Звучала чужая речь. Люди ели так, как это происходило и сотни лет тому назад. Горел огонь. Шумел ветер в ветвях старой яблони. Над ночным пейзажем расстилалось звездное небо. Было во всем этом что-то первобытное. С одной стороны, Ларин был поставлен руководить этими людьми, и они беспрекословно слушались его. Но с другой – он чувствовал себя абсолютно чужеродным элементом в этой компании. Тут, за знаковым сто первым километром от Москвы, в чистом поле существовал островок чужой цивилизации. В чем-то по-детски наивной, в чем-то жестокой, но чужой и даже враждебной – однозначно. Андрей буквально ощущал беспомощность и одновременно силу этих людей: неприхотливых и незатейливых, готовых довольствоваться самым малым. Он не был против того, чтобы они приезжали в Россию, зарабатывали здесь деньги, выполняя труд, который не желали выполнять москвичи. Зарабатывали честно и возвращались потом домой к детям и женам, чтобы потратить деньги на строительство дома, на еду для своих больших семей.

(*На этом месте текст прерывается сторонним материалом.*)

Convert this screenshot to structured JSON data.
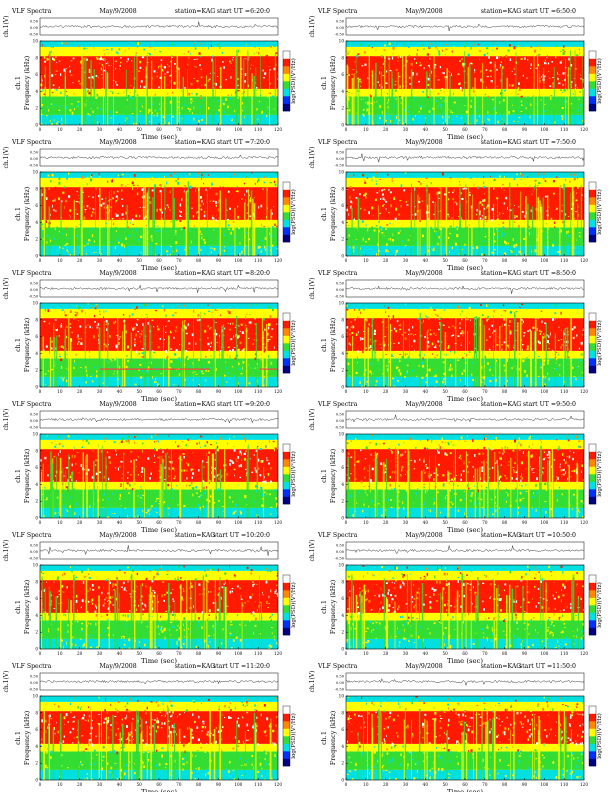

А вот люди типа Хайдарова и Пролясковского играли их судьбами. Они заманивали гастарбайтеров, суля им заработки, бросали на стройки, выжимали из них все соки – а платили копейки. Когда же люди были готовы взбунтоваться, они, если пользоваться уголовной терминологией, коварно разводили их на бабки, не отдавали документы, выгоняли с работы. И те поневоле пополняли ряды нелегалов, надеясь теперь уже самостоятельно добыть себе на хлеб. Кого-то подбирали преступные диаспоры, кто-то боролся за жизнь сам. И руки, умевшие созидать, строить, искали себе другое занятие. А ведь эти люди были куда лучше приспособлены не к жизни, а именно к выживанию, чем русские – соотечественники Ларина, привыкшие к благам цивилизации. Эти азиаты были подобны семенам степной травы, которые где бросишь, там и прорастут, дадут всходы. Понадобится – и в Москве пустят корни.

Примерно так думал Андрей, понимая, что поневоле сам участвует в этом конвейере поставки и устройства на работу гастарбайтеров. Но иногда нужно и черту послужить, чтобы сделать благое дело.

Немного повеселил Ларина тот самый дедушка из деревни, который возник из темноты. На этот раз в руках он держал самодельную палочку, отполированную руками от частого употребления. Некоторое время он ничего не говорил, просто стоял, разглядывая пришельцев из чужого мира. Но при этом всем своим видом выказывал, что он-то местный и имеет право ходить, где хочет и когда захочет. Пусть только попробуют зацепить его. Но никто из гастарбайтеров и не сделал попытки переброситься с ним словом. Разговоры немного притихли, почувствовалось напряжение, но все делали вид, что не замечают старика. Тем самым проявляли уважение к его чувствам и возрасту. Старики на Востоке – святое.